March 6, 2008 at 12:53 pm

paul.ibison (3/6/2008)
Brandon,
all due respect but I think you're missing the point.
Judging by some of the questions, some others (Jeff apart) have also never really tried to solve this problem in practice.
Take a csv file with 50 columns and use your conditional split starting with a single column and see how long it takes. You'll have to define each of the 50 columns separately, and define the substring function separately for each one. In the example CSV file have no fixed width so your substring function will take account of looking for the commas, possibly nested inside a string. How long before this is robust? How tedious will it be to do all this coding? And the resulting code required will be huge.
This method can do the same in an hour or so and have a very simple resultant package.
Cheers,
Paul Ibison

I'll admit I've never had to solve this exact problem before, where simply stripping headers and footers away would do the trick.
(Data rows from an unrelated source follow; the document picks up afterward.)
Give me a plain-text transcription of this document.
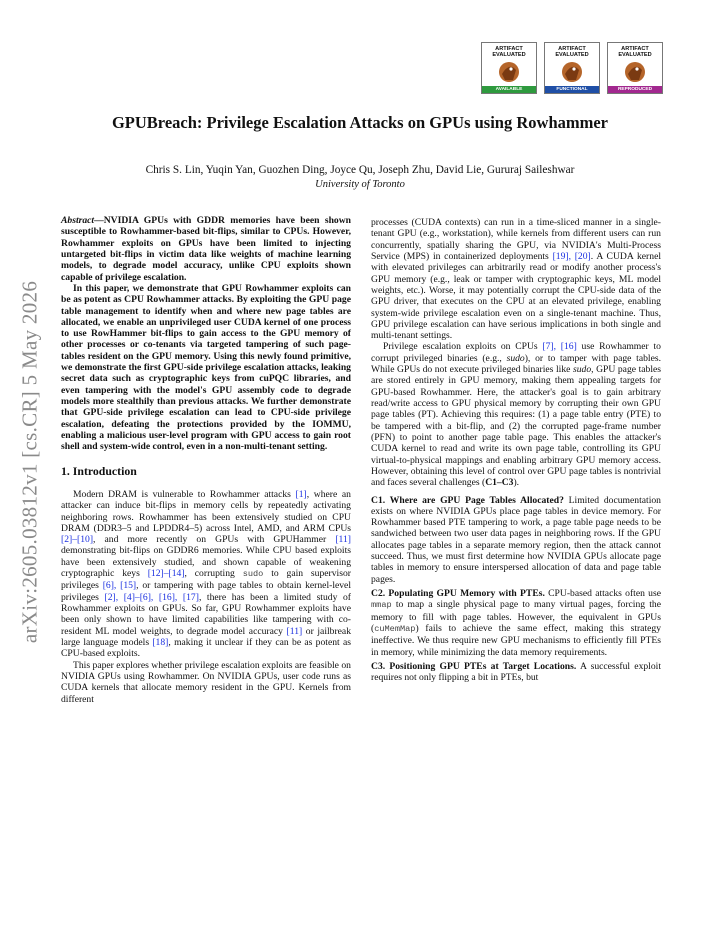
ARTIFACT
EVALUATED
AVAILABLE
ARTIFACT
EVALUATED
FUNCTIONAL
ARTIFACT
EVALUATED
REPRODUCED
arXiv:2605.03812v1 [cs.CR] 5 May 2026
GPUBreach: Privilege Escalation Attacks on GPUs using Rowhammer

Chris S. Lin, Yuqin Yan, Guozhen Ding, Joyce Qu, Joseph Zhu, David Lie, Gururaj Saileshwar

University of Toronto

Abstract—NVIDIA GPUs with GDDR memories have been shown susceptible to Rowhammer-based bit-flips, similar to CPUs. However, Rowhammer exploits on GPUs have been limited to injecting untargeted bit-flips in victim data like weights of machine learning models, to degrade model accuracy, unlike CPU exploits shown capable of privilege escalation.

In this paper, we demonstrate that GPU Rowhammer exploits can be as potent as CPU Rowhammer attacks. By exploiting the GPU page table management to identify when and where new page tables are allocated, we enable an unprivileged user CUDA kernel of one process to use RowHammer bit-flips to gain access to the GPU memory of other processes or co-tenants via targeted tampering of such page-tables resident on the GPU memory. Using this newly found primitive, we demonstrate the first GPU-side privilege escalation attacks, leaking secret data such as cryptographic keys from cuPQC libraries, and even tampering with the model's GPU assembly code to degrade models more stealthily than previous attacks. We further demonstrate that GPU-side privilege escalation can lead to CPU-side privilege escalation, defeating the protections provided by the IOMMU, enabling a malicious user-level program with GPU access to gain root shell and system-wide control, even in a non-multi-tenant setting.

1. Introduction

Modern DRAM is vulnerable to Rowhammer attacks [1], where an attacker can induce bit-flips in memory cells by repeatedly activating neighboring rows. Rowhammer has been extensively studied on CPU DRAM (DDR3–5 and LPDDR4–5) across Intel, AMD, and ARM CPUs [2]–[10], and more recently on GPUs with GPUHammer [11] demonstrating bit-flips on GDDR6 memories. While CPU based exploits have been extensively studied, and shown capable of weakening cryptographic keys [12]–[14], corrupting sudo to gain supervisor privileges [6], [15], or tampering with page tables to obtain kernel-level privileges [2], [4]–[6], [16], [17], there has been a limited study of Rowhammer exploits on GPUs. So far, GPU Rowhammer exploits have been only shown to have limited capabilities like tampering with co-resident ML model weights, to degrade model accuracy [11] or jailbreak large language models [18], making it unclear if they can be as potent as CPU-based exploits.

This paper explores whether privilege escalation exploits are feasible on NVIDIA GPUs using Rowhammer. On NVIDIA GPUs, user code runs as CUDA kernels that allocate memory resident in the GPU. Kernels from different

processes (CUDA contexts) can run in a time-sliced manner in a single-tenant GPU (e.g., workstation), while kernels from different users can run concurrently, spatially sharing the GPU, via NVIDIA's Multi-Process Service (MPS) in containerized deployments [19], [20]. A CUDA kernel with elevated privileges can arbitrarily read or modify another process's GPU memory (e.g., leak or tamper with cryptographic keys, ML model weights, etc.). Worse, it may potentially corrupt the CPU-side data of the GPU driver, that executes on the CPU at an elevated privilege, enabling system-wide privilege escalation even on a single-tenant machine. Thus, GPU privilege escalation can have serious implications in both single and multi-tenant settings.

Privilege escalation exploits on CPUs [7], [16] use Rowhammer to corrupt privileged binaries (e.g., sudo), or to tamper with page tables. While GPUs do not execute privileged binaries like sudo, GPU page tables are stored entirely in GPU memory, making them appealing targets for GPU-based Rowhammer. Here, the attacker's goal is to gain arbitrary read/write access to GPU physical memory by corrupting their own GPU page tables (PT). Achieving this requires: (1) a page table entry (PTE) to be tampered with a bit-flip, and (2) the corrupted page-frame number (PFN) to point to another page table page. This enables the attacker's CUDA kernel to read and write its own page table, controlling its GPU virtual-to-physical mappings and enabling arbitrary GPU memory access. However, obtaining this level of control over GPU page tables is nontrivial and faces several challenges (C1–C3).

C1. Where are GPU Page Tables Allocated? Limited documentation exists on where NVIDIA GPUs place page tables in device memory. For Rowhammer based PTE tampering to work, a page table page needs to be sandwiched between two user data pages in neighboring rows. If the GPU allocates page tables in a separate memory region, then the attack cannot succeed. Thus, we must first determine how NVIDIA GPUs allocate page tables in memory to ensure interspersed allocation of data and page table pages.

C2. Populating GPU Memory with PTEs. CPU-based attacks often use mmap to map a single physical page to many virtual pages, forcing the memory to fill with page tables. However, the equivalent in GPUs (cuMemMap) fails to achieve the same effect, making this strategy ineffective. We thus require new GPU mechanisms to efficiently fill PTEs in memory, while minimizing the data memory requirements.

C3. Positioning GPU PTEs at Target Locations. A successful exploit requires not only flipping a bit in PTEs, but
Problems I've had to solve involving headers and footers have sometimes involved files with complex hierarchical structures from legacy systems, like this:

FILE

ORDERS|2

HDR|100293|987|20080326

ITM|897654|9876.87|3

ITM|098643|76.34|12

FTR|100293|2

HDR|100294|456|20080326

ITM|765432|11.99|6

FTR|100294|1

ENDORDERS|2

CUST|2

HDR|987

ITM|Joe|Jackson|98 Palomino Way|Los Angeles|CA|90823

FTR|987

HDR|456

ITM|Lisa|Lewis|123 Sesame Street|New York|NY|10014

FTR|456

ENDCUST|2

ENDFILE

How does your process work for files like this? Ignoring header and footer information in this file isn't an option since you will lose important information during the process, such as the order #s and order dates, the line item count, and other auditing information included in the file like record counts, etc.